What do you have access to? (Full commercial gym or home gym?) What is your current fitness experience level ?
Branched-Chain Amino Acids (BCAAs) and electrolytes to fuel muscles mid-pyramid.
He was squatting 275 pounds for 10 reps. It felt like the world was sitting on his shoulders.
DTP focuses on compound, basic movements like leg presses, bench presses, and rows to allow for the heavy loading required in the lower rep ranges. Key Benefits
DTP Lying Leg Curl or Stiff-Legged Deadlift (12 sets, 50-40-30-20-10-5-5-10-20-30-40-50 reps) Wednesday: Active Rest / Cardio kris gethin dtp workout pdf
If you are creating a digital log or customized PDF to track your journey, make sure it includes columns for:
To track your progress effectively, it is highly recommended to compile these templates into a personal tracking sheet. You can copy the rep structures above into a printable PDF or spreadsheet to log your weights week-over-week. Progressive overload still applies to DTP; aim to increase the weight used for your target rep counts every consecutive week.
Since a direct PDF is difficult to find officially, here is the split used in the original Bodybuilding.com DTP Trainer. Save this.
Our muscles contain different types of fibers. Heavy weight/low rep training builds fast-twitch fibers (strength and explosive power). Light weight/high rep training builds slow-twitch fibers (endurance). Because DTP spans from 50 reps down to 10 reps, it forces to grow in a single workout. 2. Extreme Metabolic Stress What do you have access to
He was about to toss it back onto the pile when a shadow fell over him.
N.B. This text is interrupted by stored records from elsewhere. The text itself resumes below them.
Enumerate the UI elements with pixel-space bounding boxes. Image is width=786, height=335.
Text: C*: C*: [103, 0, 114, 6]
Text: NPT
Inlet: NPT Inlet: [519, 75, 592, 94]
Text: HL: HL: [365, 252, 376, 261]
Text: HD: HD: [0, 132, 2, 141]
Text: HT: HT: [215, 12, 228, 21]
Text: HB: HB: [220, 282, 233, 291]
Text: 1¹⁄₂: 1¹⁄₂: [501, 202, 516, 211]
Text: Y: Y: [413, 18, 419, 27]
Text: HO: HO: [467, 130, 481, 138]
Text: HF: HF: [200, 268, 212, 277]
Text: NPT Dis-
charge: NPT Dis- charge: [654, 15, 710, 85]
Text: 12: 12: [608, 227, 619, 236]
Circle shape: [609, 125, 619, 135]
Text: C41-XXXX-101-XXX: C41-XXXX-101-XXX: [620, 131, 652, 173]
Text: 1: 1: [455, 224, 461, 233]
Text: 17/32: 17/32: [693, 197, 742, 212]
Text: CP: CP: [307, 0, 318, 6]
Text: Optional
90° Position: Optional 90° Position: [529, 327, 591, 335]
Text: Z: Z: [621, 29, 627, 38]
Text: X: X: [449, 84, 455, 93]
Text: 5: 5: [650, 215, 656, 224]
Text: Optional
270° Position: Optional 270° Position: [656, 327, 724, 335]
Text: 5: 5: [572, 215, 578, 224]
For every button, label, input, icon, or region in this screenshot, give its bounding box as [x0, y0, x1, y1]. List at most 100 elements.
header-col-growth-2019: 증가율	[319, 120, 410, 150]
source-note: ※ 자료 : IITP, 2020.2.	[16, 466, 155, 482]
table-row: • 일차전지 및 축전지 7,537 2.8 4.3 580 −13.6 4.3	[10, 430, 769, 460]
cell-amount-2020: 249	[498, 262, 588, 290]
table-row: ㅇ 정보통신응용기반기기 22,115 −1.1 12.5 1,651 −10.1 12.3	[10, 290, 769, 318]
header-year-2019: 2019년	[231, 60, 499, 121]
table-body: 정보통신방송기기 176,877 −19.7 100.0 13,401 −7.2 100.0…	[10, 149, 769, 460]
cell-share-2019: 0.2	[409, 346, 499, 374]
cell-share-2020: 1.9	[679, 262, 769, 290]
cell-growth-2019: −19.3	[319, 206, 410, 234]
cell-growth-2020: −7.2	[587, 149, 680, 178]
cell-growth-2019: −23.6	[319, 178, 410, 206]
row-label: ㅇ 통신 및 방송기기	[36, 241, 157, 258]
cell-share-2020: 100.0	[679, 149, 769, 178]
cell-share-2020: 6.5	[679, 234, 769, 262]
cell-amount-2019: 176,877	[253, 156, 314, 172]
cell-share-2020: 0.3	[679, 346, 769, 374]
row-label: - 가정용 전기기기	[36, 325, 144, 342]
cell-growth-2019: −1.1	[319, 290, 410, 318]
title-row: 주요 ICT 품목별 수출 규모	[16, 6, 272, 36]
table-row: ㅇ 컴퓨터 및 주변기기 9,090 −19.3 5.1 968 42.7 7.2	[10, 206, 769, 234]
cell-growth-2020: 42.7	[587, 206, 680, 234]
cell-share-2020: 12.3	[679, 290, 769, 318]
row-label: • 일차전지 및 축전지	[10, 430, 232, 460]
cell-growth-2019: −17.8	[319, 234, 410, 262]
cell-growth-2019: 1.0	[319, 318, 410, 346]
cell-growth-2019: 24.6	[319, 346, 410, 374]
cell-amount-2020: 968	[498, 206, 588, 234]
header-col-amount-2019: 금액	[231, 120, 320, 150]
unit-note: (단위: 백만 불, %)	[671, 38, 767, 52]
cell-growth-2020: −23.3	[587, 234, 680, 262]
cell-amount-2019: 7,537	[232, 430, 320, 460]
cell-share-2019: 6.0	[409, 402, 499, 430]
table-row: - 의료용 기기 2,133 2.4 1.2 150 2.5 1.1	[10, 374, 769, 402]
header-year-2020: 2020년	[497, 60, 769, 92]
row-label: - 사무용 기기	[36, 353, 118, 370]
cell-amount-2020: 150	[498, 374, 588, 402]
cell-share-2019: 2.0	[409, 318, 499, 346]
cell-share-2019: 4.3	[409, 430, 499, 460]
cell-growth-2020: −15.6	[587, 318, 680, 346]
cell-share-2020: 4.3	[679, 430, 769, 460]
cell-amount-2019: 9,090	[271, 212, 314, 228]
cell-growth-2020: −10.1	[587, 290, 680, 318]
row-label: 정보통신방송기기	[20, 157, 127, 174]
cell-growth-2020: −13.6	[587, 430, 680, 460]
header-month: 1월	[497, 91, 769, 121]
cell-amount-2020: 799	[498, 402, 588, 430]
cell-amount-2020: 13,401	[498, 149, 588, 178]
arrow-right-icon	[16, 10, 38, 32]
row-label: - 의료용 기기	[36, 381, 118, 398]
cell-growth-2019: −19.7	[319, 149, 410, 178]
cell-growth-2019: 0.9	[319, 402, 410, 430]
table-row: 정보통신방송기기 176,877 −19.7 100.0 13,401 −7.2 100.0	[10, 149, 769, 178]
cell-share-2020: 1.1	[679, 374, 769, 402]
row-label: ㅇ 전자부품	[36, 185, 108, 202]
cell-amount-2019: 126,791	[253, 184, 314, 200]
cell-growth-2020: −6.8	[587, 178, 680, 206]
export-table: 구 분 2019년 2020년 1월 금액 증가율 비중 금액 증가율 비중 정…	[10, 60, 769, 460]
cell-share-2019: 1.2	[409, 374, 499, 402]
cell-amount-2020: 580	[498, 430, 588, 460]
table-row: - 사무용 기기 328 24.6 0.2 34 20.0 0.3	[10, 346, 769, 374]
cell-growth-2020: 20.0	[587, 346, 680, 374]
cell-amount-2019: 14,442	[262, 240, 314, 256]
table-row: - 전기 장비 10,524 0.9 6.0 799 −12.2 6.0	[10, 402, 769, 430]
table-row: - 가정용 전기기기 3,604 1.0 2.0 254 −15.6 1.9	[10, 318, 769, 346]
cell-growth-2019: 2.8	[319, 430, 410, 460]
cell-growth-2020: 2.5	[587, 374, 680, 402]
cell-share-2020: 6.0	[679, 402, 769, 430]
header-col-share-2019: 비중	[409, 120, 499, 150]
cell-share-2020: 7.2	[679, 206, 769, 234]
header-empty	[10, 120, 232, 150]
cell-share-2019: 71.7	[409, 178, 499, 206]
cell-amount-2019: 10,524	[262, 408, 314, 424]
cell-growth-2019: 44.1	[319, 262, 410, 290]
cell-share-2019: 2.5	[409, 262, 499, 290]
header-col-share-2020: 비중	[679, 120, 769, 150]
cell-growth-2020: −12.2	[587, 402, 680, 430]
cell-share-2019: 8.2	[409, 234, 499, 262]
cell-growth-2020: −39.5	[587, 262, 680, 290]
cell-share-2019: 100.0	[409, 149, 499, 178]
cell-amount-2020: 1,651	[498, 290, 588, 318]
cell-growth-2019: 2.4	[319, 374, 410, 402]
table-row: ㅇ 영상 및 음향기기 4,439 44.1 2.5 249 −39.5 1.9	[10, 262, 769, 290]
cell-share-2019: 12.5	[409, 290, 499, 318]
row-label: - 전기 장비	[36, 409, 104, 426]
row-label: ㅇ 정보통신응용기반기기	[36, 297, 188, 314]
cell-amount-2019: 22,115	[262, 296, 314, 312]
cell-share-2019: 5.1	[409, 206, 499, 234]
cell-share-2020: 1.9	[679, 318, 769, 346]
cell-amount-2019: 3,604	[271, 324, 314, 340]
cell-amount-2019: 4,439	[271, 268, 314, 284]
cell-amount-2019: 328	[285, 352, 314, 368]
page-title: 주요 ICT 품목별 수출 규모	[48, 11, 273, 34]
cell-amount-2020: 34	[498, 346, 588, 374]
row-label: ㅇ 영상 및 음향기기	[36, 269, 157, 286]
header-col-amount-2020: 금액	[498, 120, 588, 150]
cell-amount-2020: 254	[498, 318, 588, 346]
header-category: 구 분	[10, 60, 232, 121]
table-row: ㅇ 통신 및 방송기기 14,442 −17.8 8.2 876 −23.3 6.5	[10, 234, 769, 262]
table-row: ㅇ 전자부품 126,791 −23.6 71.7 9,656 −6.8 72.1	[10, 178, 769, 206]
These fibers are built for explosive power and growth. The heavy, low-repetition sets (10–20 reps) in the middle of the pyramid force these fibers to adapt and grow. 2. Radical Sarcoplasmic Hypertrophy
A standard DTP exercise consists of 12 total sets done in a pyramid format. You only need one or two exercises per muscle group because the volume is incredibly demanding. The classic DTP rep pyramid looks like this: 50 Reps (Light weight) — 45 seconds rest Set 2: 40 Reps (Increase weight) — 60 seconds rest Set 3: 30 Reps (Increase weight) — 75 seconds rest Set 4: 20 Reps (Increase weight) — 90 seconds rest Set 5: 10 Reps (Increase weight) — 105 seconds rest Set 6: 5 Reps (Heaviest weight) — 120 seconds rest Set 7: 5 Reps (Heaviest weight) — 120 seconds rest Set 8: 10 Reps (Decrease weight) — 105 seconds rest Set 9: 20 Reps (Decrease weight) — 90 seconds rest Set 10: 30 Reps (Decrease weight) — 75 seconds rest Set 11: 40 Reps (Decrease weight) — 60 seconds rest Set 12: 50 Reps (Light weight) — End of exercise Complete 4-Day DTP Workout Split Blueprint
For the first time, he understood. The 32 reps weren't endurance—they were recruitment . The heavy first 8 hit fast-twitch fibers. The lighter last 8 forced blood into every damaged cell. His body had no choice but to adapt or break. He was squatting 275 pounds for 10 reps
For any given exercise (e.g., Leg Press or Bicep Curls), you follow this exact repetition scheme: Repetitions Rest Period 45 Seconds 2 60 Seconds 3 75 Seconds 4 90 Seconds 5 105 Seconds 6 120 Seconds 7 120 Seconds 8 105 Seconds 9 90 Seconds 10 75 Seconds 11 60 Seconds 12 45 Seconds Core Principles
Marcus grabbed a dumbbell from the rack, curling it effortlessly. "Most guys look. They see the numbers, and they get scared. They realize that the pain isn't in the muscle; it’s in the mind. They quit. You a quitter, Elias?"
He stood up, swaying. He looked in the mirror. His skin was paper-thin. His veins looked like road maps. He looked thicker, denser, sharper than he ever had.